Compared to visual cameras, using thermal cameras to detect potential intruders provides you with more reliable detection and shape recognition. By combining high image contrast with motion detection, the false alarm rate can be kept down, with fewer unnecessary responses and actions by your personnel.
Thermal cameras can help you detect activity on and just outside the perimeter, day or night. The support in perimeter protection can play an essential role in your fence line solution. This solution could consist of a thermal camera with an analytic detecting a potential intruder, which triggers a PTZ camera to have a look and give a good visual of the intruder and track the intruder around. Audio deterrents like horn speakers or light deterrents like strobe sirens can also add to this solution to tackle intrusion threats.
Devices can alert you of a potential attack on the site, enabling your security company to check the scene. For example, if a transformer has been attacked, the alert provides an early opportunity to stop oil spillage and the machine’s collapse.
Another threat on the rise is drones. Malicious individuals increasingly use drones to monitor substations, deliver payloads, and cause your substations to fail. Drone detection is done with partner hardware and software. As with a visual camera, a thermal camera can complement this by providing a drone view.
Substation security for safety
A greater focus on maintaining substations also means more monitoring of the site. Overheating increases fire and explosion risk; thermal imaging and thermometric cameras can monitor equipment. The safety of your personnel inspecting machinery before sending engineers on site.
Thermal imaging also supports safety by detecting trespassers and triggering other devices in the security solution to deter any unwanted activity with audio and lights. Beyond security for the site and valuable assets, deterrence also protects the intruders. This is not limited to intruders with malicious intent (i.e., theft or sabotage) but also trespassers such as kids or teenagers who enter your substation out of curiosity or simply not knowing any better. These trespassers otherwise risk being killed or seriously injured among the high-voltage equipment.
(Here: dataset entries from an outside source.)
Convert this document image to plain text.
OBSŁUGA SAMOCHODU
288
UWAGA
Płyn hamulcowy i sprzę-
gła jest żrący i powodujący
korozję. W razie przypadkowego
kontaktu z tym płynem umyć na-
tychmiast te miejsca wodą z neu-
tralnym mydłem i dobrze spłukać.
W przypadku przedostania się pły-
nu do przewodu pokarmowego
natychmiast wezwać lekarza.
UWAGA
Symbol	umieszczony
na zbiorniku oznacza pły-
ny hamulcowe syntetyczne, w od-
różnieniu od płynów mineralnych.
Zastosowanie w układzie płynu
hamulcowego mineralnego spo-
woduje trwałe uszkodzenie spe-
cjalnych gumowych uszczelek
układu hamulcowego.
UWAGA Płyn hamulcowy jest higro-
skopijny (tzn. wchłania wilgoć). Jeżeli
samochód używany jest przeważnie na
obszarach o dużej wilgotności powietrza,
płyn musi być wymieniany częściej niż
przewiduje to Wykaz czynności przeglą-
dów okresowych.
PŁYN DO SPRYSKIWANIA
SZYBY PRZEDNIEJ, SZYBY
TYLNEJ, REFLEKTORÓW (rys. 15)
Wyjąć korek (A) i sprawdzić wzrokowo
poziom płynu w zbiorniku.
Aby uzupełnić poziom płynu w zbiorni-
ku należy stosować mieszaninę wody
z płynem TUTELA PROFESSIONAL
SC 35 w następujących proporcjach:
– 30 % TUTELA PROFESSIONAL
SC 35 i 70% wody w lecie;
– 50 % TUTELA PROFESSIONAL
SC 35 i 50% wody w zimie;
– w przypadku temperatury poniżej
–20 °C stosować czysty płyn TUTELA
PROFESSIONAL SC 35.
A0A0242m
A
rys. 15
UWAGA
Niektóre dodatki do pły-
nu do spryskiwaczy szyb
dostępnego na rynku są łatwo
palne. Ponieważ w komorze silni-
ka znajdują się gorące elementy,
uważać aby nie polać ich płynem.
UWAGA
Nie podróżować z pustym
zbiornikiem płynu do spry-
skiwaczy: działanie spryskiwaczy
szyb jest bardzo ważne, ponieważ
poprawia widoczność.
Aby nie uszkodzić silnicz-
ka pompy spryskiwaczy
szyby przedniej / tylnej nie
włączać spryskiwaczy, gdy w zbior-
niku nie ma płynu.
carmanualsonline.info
Building resiliency on-site
Failure of multiple substations in one area would create a multitude of societal and business operational problems down the line. It is, therefore, critical to build extra layers of security into your substation sites to improve resilience to potential threats and issues. This is where thermal imaging can add the most value.
Thermal imaging is critical to improving your substations’ maintenance, security, and safety by monitoring areas in and around the premises 24/7. Your ultimate goal is to deter potential intruders and spot equipment anomalies at the earliest stage to avoid unexpected shutdowns or cascading events. Thermal cameras can act as first responders to achieving this.